South Korea will start as one of the Asian Cup favourites, with Klinsmann able to call on star names like Tottenham’s Son Heung-min, Bayern Munich’s Kim Min-jae and Paris Saint-Germain’s Lee Kang-in.
The Taeguk Warriors lost to Australia in the 2015 Asian Cup final and were bundled out by Qatar in the quarter-finals four years later.
Klinsmann said it was “right” that fans expect his team to lift the trophy and accepted that he will be to blame if they don’t.
“We have to aim for the highest goal, and if we don’t reach it then it’s the fault of the coach — no problem,” he said.
“But you have to set the goals, clear goals.

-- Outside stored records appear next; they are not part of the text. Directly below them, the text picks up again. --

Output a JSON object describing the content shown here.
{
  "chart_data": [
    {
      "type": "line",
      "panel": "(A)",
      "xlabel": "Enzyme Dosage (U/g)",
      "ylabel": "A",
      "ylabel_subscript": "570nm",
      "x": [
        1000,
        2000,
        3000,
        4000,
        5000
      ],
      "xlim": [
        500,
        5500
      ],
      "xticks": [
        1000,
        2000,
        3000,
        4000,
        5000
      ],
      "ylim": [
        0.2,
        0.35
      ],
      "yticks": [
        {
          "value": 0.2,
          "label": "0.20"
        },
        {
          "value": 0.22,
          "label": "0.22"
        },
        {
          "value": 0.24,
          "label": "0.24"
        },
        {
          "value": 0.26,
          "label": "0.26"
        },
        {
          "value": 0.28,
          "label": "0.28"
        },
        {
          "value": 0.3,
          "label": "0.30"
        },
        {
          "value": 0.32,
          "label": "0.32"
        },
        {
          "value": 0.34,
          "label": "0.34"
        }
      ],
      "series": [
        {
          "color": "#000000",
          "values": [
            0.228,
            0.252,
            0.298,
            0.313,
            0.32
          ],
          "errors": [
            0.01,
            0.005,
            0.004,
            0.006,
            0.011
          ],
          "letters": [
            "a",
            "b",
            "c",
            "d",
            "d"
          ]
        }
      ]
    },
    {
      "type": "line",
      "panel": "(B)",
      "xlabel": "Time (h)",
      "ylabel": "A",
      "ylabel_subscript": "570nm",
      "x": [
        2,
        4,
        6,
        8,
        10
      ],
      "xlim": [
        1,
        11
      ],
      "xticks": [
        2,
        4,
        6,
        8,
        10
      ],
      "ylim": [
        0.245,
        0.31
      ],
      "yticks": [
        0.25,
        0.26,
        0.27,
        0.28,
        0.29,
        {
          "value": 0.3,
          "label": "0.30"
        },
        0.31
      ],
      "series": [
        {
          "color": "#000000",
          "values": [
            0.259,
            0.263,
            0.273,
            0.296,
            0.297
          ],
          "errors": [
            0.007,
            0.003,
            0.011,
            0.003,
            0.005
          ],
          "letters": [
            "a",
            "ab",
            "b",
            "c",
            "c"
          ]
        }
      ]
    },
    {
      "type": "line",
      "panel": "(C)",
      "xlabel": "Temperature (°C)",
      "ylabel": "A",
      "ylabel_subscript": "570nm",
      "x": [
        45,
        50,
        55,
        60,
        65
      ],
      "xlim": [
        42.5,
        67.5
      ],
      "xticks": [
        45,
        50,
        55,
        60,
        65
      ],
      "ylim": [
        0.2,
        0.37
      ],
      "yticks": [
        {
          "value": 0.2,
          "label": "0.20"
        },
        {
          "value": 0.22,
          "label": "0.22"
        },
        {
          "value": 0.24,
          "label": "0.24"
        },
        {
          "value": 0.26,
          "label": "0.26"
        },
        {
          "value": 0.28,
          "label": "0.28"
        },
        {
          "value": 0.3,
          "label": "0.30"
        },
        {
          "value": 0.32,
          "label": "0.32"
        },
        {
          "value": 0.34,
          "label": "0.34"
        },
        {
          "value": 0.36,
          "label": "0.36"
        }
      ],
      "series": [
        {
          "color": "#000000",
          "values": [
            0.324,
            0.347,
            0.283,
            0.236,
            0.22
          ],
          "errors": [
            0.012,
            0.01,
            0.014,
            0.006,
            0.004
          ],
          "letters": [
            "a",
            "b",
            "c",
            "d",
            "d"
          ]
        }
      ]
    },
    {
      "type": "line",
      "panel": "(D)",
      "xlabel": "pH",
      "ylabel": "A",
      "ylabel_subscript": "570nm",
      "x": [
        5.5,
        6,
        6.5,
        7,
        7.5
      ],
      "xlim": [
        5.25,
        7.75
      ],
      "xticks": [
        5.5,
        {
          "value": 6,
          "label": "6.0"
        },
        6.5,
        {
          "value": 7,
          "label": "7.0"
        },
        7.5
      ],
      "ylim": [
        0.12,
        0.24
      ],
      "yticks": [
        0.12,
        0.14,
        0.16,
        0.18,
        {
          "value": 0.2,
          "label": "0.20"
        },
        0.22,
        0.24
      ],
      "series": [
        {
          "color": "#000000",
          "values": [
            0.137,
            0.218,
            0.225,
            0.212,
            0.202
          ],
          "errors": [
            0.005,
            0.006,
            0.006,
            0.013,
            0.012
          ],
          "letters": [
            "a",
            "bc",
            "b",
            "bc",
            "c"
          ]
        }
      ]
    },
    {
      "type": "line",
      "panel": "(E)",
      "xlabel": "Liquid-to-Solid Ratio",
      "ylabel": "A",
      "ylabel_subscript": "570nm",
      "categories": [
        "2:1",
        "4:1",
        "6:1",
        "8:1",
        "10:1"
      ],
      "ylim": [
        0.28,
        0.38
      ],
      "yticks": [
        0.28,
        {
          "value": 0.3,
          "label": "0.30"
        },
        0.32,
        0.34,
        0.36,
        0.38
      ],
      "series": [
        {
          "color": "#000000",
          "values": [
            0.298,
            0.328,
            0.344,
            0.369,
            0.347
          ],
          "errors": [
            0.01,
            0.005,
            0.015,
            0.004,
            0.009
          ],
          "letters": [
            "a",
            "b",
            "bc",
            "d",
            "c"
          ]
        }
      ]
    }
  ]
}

This is what we will do.”
South Korea kick off their 2026 World Cup qualifying campaign at home to Singapore on Thursday, before travelling to face China five days later.
They have also been drawn with Thailand in one of the toughest groups of the second round of Asian qualifiers.
Klinsmann said he had travelled to Singapore to scout their first opponents and warned his players that they have to “be serious”.
“You have to have a very professional mindset to go through World Cup qualifying, even if you have more slots available,” he said.
“It would be the wrong way to look at it.”
Klinsmann has not had a smooth ride since taking the job, with supporters and media accusing him of reneging on a pledge to move to the country, saying he spends more time at home in California than he does in South Korea.
Klinsmann defended his approach by pointing out that 70 percent of his players were based in Europe, and said he would “not change the way I work”.
“The KFA knew that I would go back and forth, they knew that I look at my work from an international perspective and not from a domestic,” he said.
“I’m not a K-League coach, I’m an international coach.”